Serves: 4
Ingredients
Burger
- 1 lb Hickory Nut Gap Smash Burger beef (divided into 4 equal portions)
- 4 slices Colby Jack cheese
- 4 potato burger buns
- ½ small white onion, thinly sliced
- 1 small tomato, sliced
- 4 leaves green leaf or iceberg lettuce
- salt &and black pepper, to taste
Hamburger Sauce
- ¼ cup mayo
- 2 tbsp yellow mustard
- 2 tbsp ketchup
- ¼ cup diced pickles
Directions
- Make the HNG Sauce by mixing together mayonnaise, mustard, ketchup, and diced pickles; Set aside.
- Divide the meat into quarters, roll into a loose ball. Top each ball on the top with a small square of parchment paper.
- Place a griddle (or large cast-iron skillet) over medium-high to high heat.
- Toast the buns cut-side down on the griddle for 30–60 seconds, until golden brown.
- Place each rolled 4-ounce beef portion onto the hot griddle one at a time.
- Immediately press flat firmly with a burger press or heavy spatula. Patty should be about ¼-inch thin. Hold the burger flat for 10 seconds to ensure maximum contact with the hot surface for a deep brown crust. Remove parchment paper square.
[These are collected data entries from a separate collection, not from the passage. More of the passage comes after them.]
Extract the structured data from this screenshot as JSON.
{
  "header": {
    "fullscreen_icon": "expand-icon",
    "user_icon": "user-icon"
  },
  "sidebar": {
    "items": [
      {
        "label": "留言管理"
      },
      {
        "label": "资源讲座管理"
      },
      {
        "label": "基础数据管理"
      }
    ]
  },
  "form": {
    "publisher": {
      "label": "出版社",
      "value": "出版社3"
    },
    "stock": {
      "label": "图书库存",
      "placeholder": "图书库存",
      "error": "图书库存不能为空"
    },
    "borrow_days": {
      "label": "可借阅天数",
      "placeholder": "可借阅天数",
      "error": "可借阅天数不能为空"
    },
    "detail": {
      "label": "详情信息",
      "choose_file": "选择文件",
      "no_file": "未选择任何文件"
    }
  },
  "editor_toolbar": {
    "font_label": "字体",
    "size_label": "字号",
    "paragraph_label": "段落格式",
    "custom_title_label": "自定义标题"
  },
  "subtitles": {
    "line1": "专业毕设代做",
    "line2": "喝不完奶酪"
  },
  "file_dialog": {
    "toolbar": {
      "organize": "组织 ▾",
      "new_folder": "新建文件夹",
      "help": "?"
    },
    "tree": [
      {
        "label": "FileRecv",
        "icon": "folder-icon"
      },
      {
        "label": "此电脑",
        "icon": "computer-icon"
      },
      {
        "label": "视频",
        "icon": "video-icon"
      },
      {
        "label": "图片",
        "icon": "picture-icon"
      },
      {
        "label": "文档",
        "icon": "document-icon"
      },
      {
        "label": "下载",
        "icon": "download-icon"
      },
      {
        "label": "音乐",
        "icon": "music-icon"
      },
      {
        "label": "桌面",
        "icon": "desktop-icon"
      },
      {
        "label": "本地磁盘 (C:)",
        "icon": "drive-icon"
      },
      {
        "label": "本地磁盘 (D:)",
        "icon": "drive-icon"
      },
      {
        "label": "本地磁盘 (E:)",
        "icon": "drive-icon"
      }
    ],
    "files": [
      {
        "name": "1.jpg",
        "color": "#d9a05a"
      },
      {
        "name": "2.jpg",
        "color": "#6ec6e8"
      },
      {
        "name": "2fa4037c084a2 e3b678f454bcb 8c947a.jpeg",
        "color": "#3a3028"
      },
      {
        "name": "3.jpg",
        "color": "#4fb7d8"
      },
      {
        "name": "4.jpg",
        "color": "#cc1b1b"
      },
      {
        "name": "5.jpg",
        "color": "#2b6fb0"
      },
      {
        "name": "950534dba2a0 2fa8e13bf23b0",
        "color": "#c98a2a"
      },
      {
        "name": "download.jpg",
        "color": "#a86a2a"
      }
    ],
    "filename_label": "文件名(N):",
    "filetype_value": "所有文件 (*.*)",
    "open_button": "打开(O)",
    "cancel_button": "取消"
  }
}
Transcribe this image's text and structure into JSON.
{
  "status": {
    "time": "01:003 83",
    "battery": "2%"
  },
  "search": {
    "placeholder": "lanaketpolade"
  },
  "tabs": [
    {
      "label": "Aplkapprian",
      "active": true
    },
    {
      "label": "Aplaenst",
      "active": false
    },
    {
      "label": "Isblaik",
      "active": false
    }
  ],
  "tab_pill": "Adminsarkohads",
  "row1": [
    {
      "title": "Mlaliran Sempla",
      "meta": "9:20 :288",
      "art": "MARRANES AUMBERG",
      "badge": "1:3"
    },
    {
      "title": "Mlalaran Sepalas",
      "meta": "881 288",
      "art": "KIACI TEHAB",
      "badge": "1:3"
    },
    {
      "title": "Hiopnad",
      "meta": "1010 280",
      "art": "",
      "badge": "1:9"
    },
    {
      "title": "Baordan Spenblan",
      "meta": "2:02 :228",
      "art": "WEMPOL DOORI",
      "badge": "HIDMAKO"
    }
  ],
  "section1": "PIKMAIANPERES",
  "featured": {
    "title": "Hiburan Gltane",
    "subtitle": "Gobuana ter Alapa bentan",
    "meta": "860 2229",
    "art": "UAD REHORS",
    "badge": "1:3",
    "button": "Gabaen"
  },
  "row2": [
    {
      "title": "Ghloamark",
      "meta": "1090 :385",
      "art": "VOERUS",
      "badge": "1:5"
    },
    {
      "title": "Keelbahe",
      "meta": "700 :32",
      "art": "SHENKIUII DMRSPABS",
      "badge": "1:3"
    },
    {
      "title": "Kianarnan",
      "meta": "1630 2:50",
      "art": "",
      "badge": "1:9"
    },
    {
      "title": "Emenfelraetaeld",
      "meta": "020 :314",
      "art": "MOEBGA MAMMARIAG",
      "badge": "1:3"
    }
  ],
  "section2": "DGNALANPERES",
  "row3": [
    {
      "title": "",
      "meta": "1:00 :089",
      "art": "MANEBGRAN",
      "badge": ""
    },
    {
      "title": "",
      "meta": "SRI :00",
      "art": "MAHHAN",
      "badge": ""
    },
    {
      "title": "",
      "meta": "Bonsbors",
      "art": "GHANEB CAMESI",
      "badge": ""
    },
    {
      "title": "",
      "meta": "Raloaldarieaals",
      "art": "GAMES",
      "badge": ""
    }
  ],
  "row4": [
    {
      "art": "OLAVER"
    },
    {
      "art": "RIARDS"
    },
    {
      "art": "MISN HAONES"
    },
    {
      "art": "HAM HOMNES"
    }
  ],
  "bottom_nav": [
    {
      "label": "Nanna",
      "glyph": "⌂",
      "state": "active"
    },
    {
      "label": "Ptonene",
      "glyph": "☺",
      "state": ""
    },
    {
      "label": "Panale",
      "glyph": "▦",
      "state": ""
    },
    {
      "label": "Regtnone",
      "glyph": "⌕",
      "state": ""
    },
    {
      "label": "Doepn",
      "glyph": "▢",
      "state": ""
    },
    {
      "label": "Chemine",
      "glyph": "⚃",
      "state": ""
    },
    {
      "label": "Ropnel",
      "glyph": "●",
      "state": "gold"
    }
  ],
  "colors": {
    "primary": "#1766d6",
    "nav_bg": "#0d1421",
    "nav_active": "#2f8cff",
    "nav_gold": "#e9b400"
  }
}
- Season each patty generously with salt and black pepper and let cook without moving for 2 minutes, until the edges are crispy and browned.
- Flip the burger, place a slice of cheese on each patty, and cook for another 30–45 seconds, until the cheese melts. (Place a sheet pan over the top of the skillet to promote melting, if needed)
- Spread HNG Burger Sauce on the top and bottom bun. Add a tomato followed by the cheeseburger patty. Top with onion slices, lettuce and the top bun.